Onde vocês esperam estar nos próximos dois ou três anos?
O que eu espero e acredito é em posicionar a Cannect como a grande plataforma que vai aproximar as empresas produtoras de remédios do mercado consumidor. Um grande marketplace com muito conteúdo, que vai conectar pacientes e médicos, e tornar o produto acessível.

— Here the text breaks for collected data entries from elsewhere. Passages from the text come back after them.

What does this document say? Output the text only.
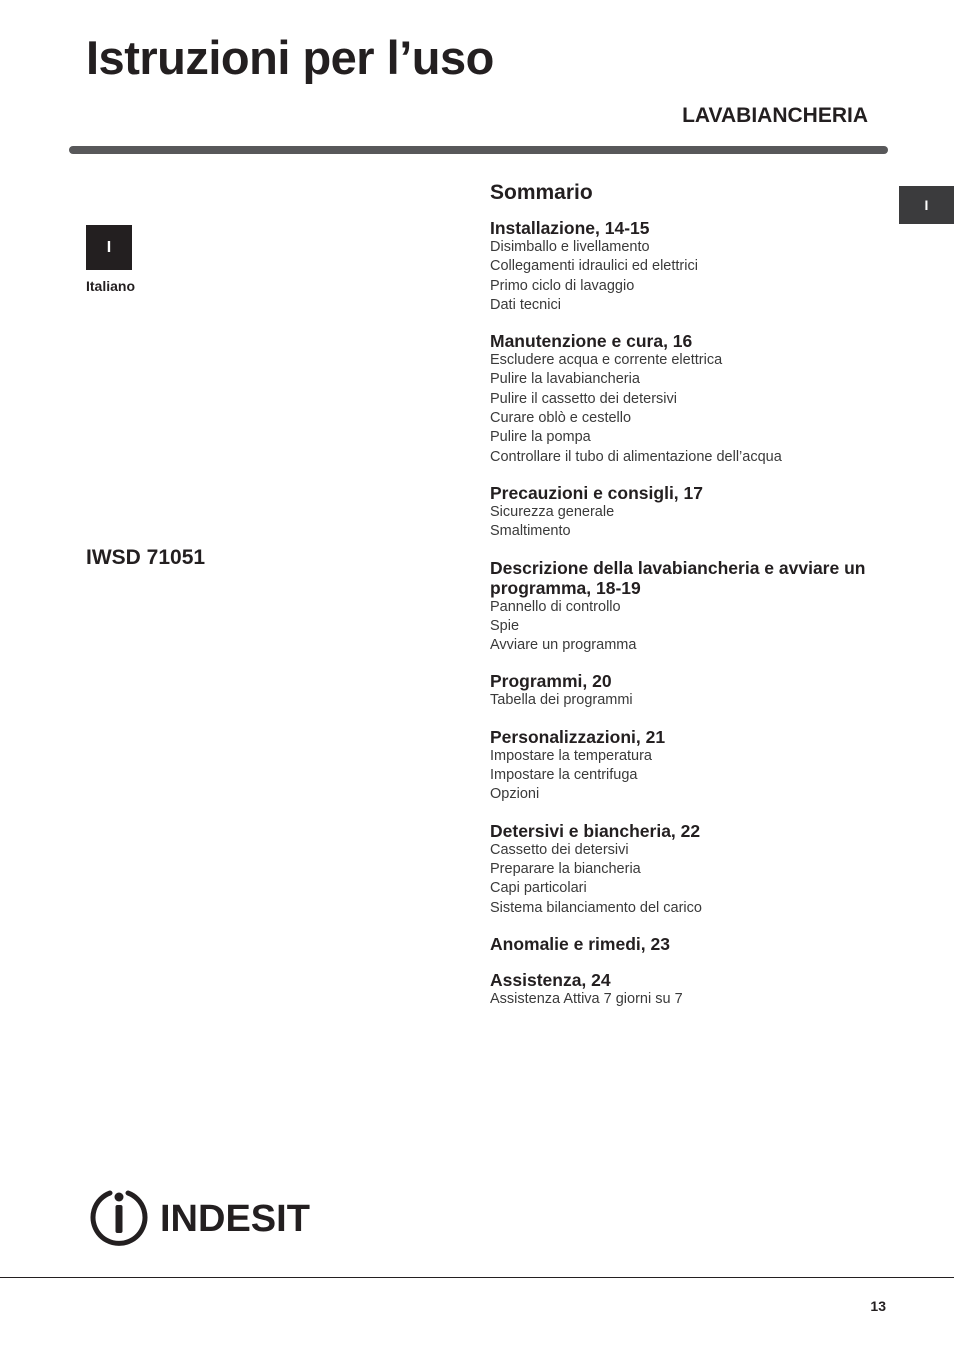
Istruzioni per l’uso
LAVABIANCHERIA
I
I
Italiano
IWSD 71051
Sommario
Installazione, 14-15
Disimballo e livellamento
Collegamenti idraulici ed elettrici
Primo ciclo di lavaggio
Dati tecnici
Manutenzione e cura, 16
Escludere acqua e corrente elettrica
Pulire la lavabiancheria
Pulire il cassetto dei detersivi
Curare oblò e cestello
Pulire la pompa
Controllare il tubo di alimentazione dell’acqua
Precauzioni e consigli, 17
Sicurezza generale
Smaltimento
Descrizione della lavabiancheria e avviare un programma, 18-19
Pannello di controllo
Spie
Avviare un programma
Programmi, 20
Tabella dei programmi
Personalizzazioni, 21
Impostare la temperatura
Impostare la centrifuga
Opzioni
Detersivi e biancheria, 22
Cassetto dei detersivi
Preparare la biancheria
Capi particolari
Sistema bilanciamento del carico
Anomalie e rimedi, 23
Assistenza, 24
Assistenza Attiva 7 giorni su 7
INDESIT
13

Em dois anos ainda não devemos ter muito produto disponível na farmácia, é um processo de autorização que leva tempo. Até ter escala, está mais para cinco anos…, mas a gente quer estar bem posicionado para ser a grande referência nesse mercado, continuar sendo o grande destino para os pacientes. Através da Cannect, eles vão encontrar o que precisam
Hoje as pessoas não sabem dosar, têm dificuldade de saber quantas gotas tomar, qual a posologia. Isso vale para médico e paciente. Também estamos desenvolvendo um aplicativo, que vai ser um outro momento de consumo. Como paciente, você tem que ser lembrado do momento de tomar a medicação. Se tomou, reporta através desse app como está se sentindo depois de cada dose.
Essa informação vai fluir para o app do médico, que vai te acompanhar na jornada diária de tratamento. Tem muita ferramenta que a gente vai embarcar já ao longo dos próximos meses para melhorar a experiência do paciente e do médico.